Someone’s eavesdropping.

Smart Speakers

In 2013, Google added a voice recognition system which can be activated by speaking some keywords. Then we got Google’s Nest/Home In 2014, Apple made Siri work the same way and it’s speaker called as Apple’s Homepod then Amazon launched a much simpler system. Amazon Echo, a voice-activated smart speaker whose main purpose was to interact with a voice.

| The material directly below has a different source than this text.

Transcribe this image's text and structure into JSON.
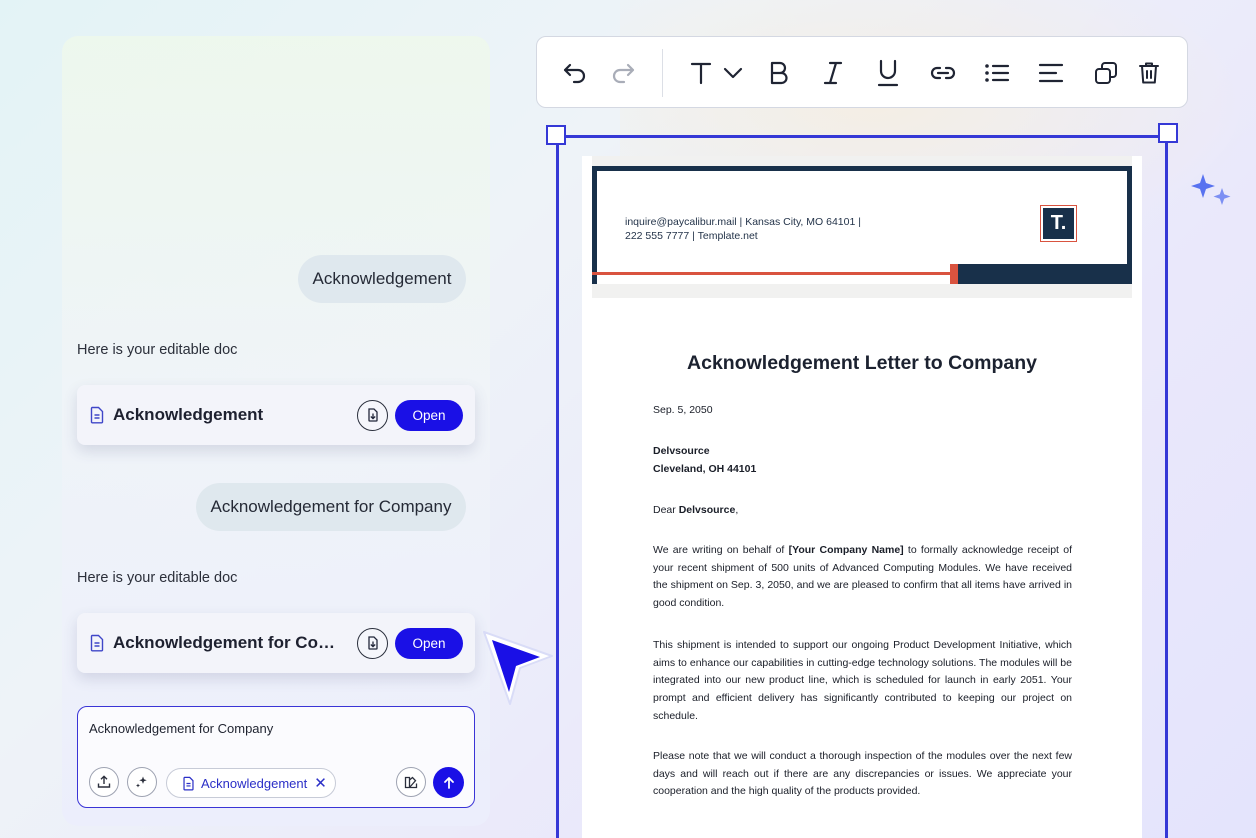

These are nice to have with us but they collect a lot of data about us by its design. They listen to our commands, record them and those recordings may be stored and accessed by the company itself. They can be used to make very sophisticated profiles of us i.e the users as they have tons of ways to use user’s data but, we don’t certainly know what they are. This doesn’t mean that they are not good and not useful. They are, but we have to take care of the privacy options before using these.

More popular than ever

This changed the world. As per statistics, almost 50% of searches are done with the help of voice assistant smart speakers mostly made by Amazon, Google, Apple and others made by third-party companies that incorporate Amazon’s Alexa and Google’s Assistant. Companies put these speakers on heavy discounts on holidays and special occasions and make them very affordable. And Furthermore Covid-19 pandemic served as a boost for the sales as users made a gradual change to these items for entertainment purposes than other priorities.

Smart home devices make our lives easier in different ways. Mostly it can play desired songs, answer our questions, give a brief idea of the weather, control smart lights and fans and many more which are just received from our verbal commands. It’s great for everyone like older people who might have mobility issues or for tech-savvy people who have always wanted to control things through their voices.

Even though these are quite affordable for most of us, it becomes costly when we need to get other smart devices like bulbs, fans, plugs, cameras etc which bumps up the overall cost.

But there’s another cost — Privacy

We might not be comfortable if someone asks us to give all our data to one of the largest tech companies in the world- the biggest personal data collectors in our homes. And we have the right to be concerned about what the devices are listening, recording and storing.

Researches have shown that most smart speaker’s owners are not aware that these devices are storing their recordings or that they might be reviewed by personnel of the companies.

How and Why?

Firstly, Yes, all smart speakers listen to us in order to work. This system is not that complicated as most humans think. Essentially it’s just a microphone that connects to the internet. It records our query, sends that recording to the company’s server, which analyzes and finds the answer that happens instantaneously.

Even though we forget the question we asked, the company seems to remember it. The developer teams of the companies constantly work in order to refine and improve the algorithms for the smooth functioning of these voice-recognition systems. Under some circumstances, it might not understand our questions and hence the companies hire people to check such questions and analyze why the algorithm wasn’t able to answer it and hence refine it more.

So yeah, that means there is someone who might listen to your certain requests. The chances of us getting recognised just by our voice are extremely small. But there have also been some situations when the recordings are turned over to law- enforcement for investigation purposes.

Amazon, Google, Apple, all provide an option not to have their recordings saved and reviewed by the companies, thanks to public pressure. We can delete all the recordings we have. Some of them also have options to disable microphones when not in use for a short period of time.

The Privacy concern is real

Google says it ‘may use’ the interactions with Google Assistant to target ads. But we can go to privacy settings and disable Ad personalization to prevent this and hence we can trust the company as they respect our choice. On the other hand, Amazon, it has never opened upon such questions. So, it might be having our data to use in the future which we might not be even aware of. An example of this is Amazon’s Sidewalk, a free odd feature. What it does is that it creates a shared network that helps multiple Amazon Echo devices, Ring Cameras, Lights and motion sensors work better at home and can support other devices to work efficiently in the community. It uses Bluetooth and radio frequencies to connect all the devices with each other in the community and convert it into a Smart neighbourhood.


But Amazon hasn’t told us much about the service other than its functioning and a privacy statement that even though our neighbour’s devices are connected they won’t be able to access any of our information. Another problem is that Amazon’s echo users get added to Sidewalk automatically unless and until they disable this option in the privacy settings. Amazon never bothered to answer as to why users get added to this feature beforehand.

This huge popularity of having a Smart Home containing smart speakers shows that we have entered into a new course of technology which is built by companies whose one of the main goals is to learn everything they can about us. But, what they may do with the information is still an Enigma for the world.